Students at UC Berkeley’s Boalt School of Law staged a rally supporting affirmative action on Monday, hours after the nation’s high court ruled to uphold the basic tenets of race preferences in college admissions.
But local legal scholars said the Supreme Court’s decision will have little to no effect on California universities.
“This largely codifies the status quo,” said UC Berkeley law professor Jesse Choper.
While the court ruled Monday that colleges may consider race in admissions, it did not require the practice. So in California, public institutions like the University of California and California State University will remain subject to the voter-approved Proposition 209, which bans affirmative action in public admissions and hiring.
Private institutions like Stanford University, which are not subject to Proposition 209, will be allowed to continue with admissions policies that weigh race as one of many factors.
The Supreme Court, in its most important statement on affirmative action in a generation, upheld a University of Michigan Law School admissions policy that weighed race as one of several considerations, ruling that the state had a “compelling” interest in promoting diversity on campus.
In a separate decision, however, the court struck down an undergraduate admissions policy at the university which automatically gave minority students 20 points on a 150-point scale that was used to rank prospective students.
The rulings were in line with the court’s Bakke decision of 1978, which rejected hard-and-fast quotas but allowed the use of race as a “factor” in college admissions and hiring decisions.
Although the rulings apply only to admissions at public institutions, they are expected to have broad impacts at private universities and businesses across the country.
UC Regent Ward Connerly, a conservative activist who led the fight to pass Proposition 209 in 1996, lamented the court’s split ruling—supporting the general use of race, but striking down the point-based system.
“The decisions handed down today by the Supreme Court are, indeed, mixed and ambiguous,” he said in a statement Monday. “These conflicting decisions consign our nation to another generation of litigation and agony about the constitutionally permissible uses of ‘race.’”
University of California President Richard Atkinson said, in a statement, that he welcomed the court’s ruling on the law school policy “as a supporter of affirmative action.”

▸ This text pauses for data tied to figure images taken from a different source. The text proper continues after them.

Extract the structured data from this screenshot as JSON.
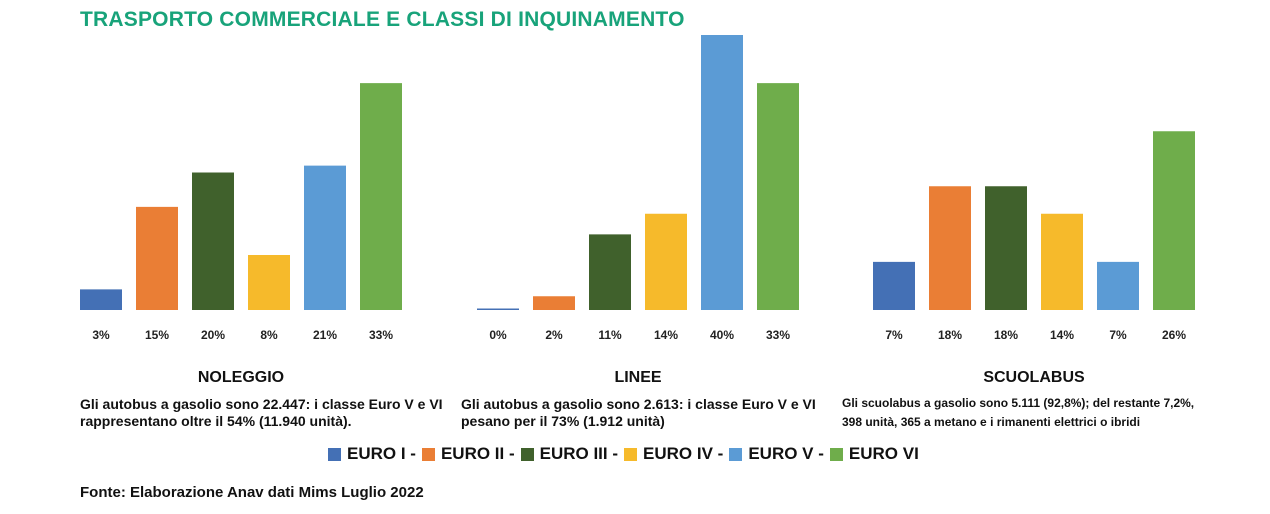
{
  "title": "TRASPORTO COMMERCIALE E CLASSI DI INQUINAMENTO",
  "colors": {
    "title": "#18a37a",
    "series": [
      "#4470b5",
      "#ea7e35",
      "#40612c",
      "#f6ba2b",
      "#5b9bd5",
      "#6fad4b"
    ]
  },
  "legend": [
    "EURO I -",
    "EURO II -",
    "EURO III -",
    "EURO IV -",
    "EURO V -",
    "EURO VI"
  ],
  "chart_data": [
    {
      "type": "bar",
      "title": "NOLEGGIO",
      "categories": [
        "EURO I",
        "EURO II",
        "EURO III",
        "EURO IV",
        "EURO V",
        "EURO VI"
      ],
      "values": [
        3,
        15,
        20,
        8,
        21,
        33
      ],
      "labels": [
        "3%",
        "15%",
        "20%",
        "8%",
        "21%",
        "33%"
      ],
      "unit": "%",
      "ylim": [
        0,
        40
      ],
      "note": "Gli autobus a gasolio sono 22.447: i classe Euro V e VI rappresentano oltre il 54% (11.940 unità)."
    },
    {
      "type": "bar",
      "title": "LINEE",
      "categories": [
        "EURO I",
        "EURO II",
        "EURO III",
        "EURO IV",
        "EURO V",
        "EURO VI"
      ],
      "values": [
        0,
        2,
        11,
        14,
        40,
        33
      ],
      "labels": [
        "0%",
        "2%",
        "11%",
        "14%",
        "40%",
        "33%"
      ],
      "unit": "%",
      "ylim": [
        0,
        40
      ],
      "note": "Gli autobus a gasolio sono 2.613: i classe Euro V e VI pesano per il 73% (1.912 unità)"
    },
    {
      "type": "bar",
      "title": "SCUOLABUS",
      "categories": [
        "EURO I",
        "EURO II",
        "EURO III",
        "EURO IV",
        "EURO V",
        "EURO VI"
      ],
      "values": [
        7,
        18,
        18,
        14,
        7,
        26
      ],
      "labels": [
        "7%",
        "18%",
        "18%",
        "14%",
        "7%",
        "26%"
      ],
      "unit": "%",
      "ylim": [
        0,
        40
      ],
      "note": "Gli scuolabus a gasolio sono 5.111 (92,8%); del restante 7,2%, 398 unità, 365 a metano e i rimanenti elettrici o ibridi"
    }
  ],
  "source": "Fonte: Elaborazione Anav dati Mims Luglio 2022"
}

“[But] as president of the University of California, I also respect the decision of the California voters, who in 1996 eliminated consideration of race and ethnicity in state university admissions,” he said. “The University of California will continue to work through other, legal means to achieve excellence and diversity on our campuses.”
UC’s admissions of “underrepresented minorities” —blacks, Hispanics and Native Americans—dropped from 18.8 percent in 1997 to 16.7 percent in 1998, the first year Proposition 209 went into effect.
Since then, UC has guaranteed admission to the top 4 percent of students at every California high school, struggling and successful alike, and instituted “comprehensive review” in admissions, weighing intangible factors like success in the face of adversity alongside traditional measures, like grades and SAT scores. With the new policies in place, admissions of underrepresented minorities have jumped every year and now stand at 19.8 percent.
Opponents of affirmative action say the 4 percent program and comprehensive review represent an attempt to circumvent Proposition 209. But the university contends that it is simply trying to reach out to new communities and get a fuller sense of every applicant.
Stanford law professor Pamela Karlan said the UC’s outreach programs appear to be race neutral, well within the law and in no need of Supreme Court review. Monday’s decisions, she said, have no bearing on the new policies.
“A 4 percent plan that is race neutral might not even come within the range of what is being considered here,” Karlan said.
At the press conference and rally Monday afternoon, a gathering of UC Berkeley students welcoming the court’s decision and rallying the faithful for the fight against Connerly’s next effort, the controversial Racial Privacy Initiative. The measure, slated for the March 2004 ballot, would prevent the state from collecting data on race.
Proponents say the initiative marks an important step toward a color-blind society. Opponents say it will block vital research and eliminate any evidence of racial discrimination in public health, housing and education.
“[The Supreme Court ruling] is a great victory for America, but our work is not yet done in California,” said Mohammad Kashmiri, a third-year law student at UC Berkeley’s Boalt Hall School of Law. “We’ve got to defeat Ward Connerly’s new proposition.”
Andrea Irvin, president of Berkeley College Republicans, said she was “disappointed” that the Supreme Court upheld the consideration of race in admissions, but vowed to continue the fight for Connerly’s initiative on campus.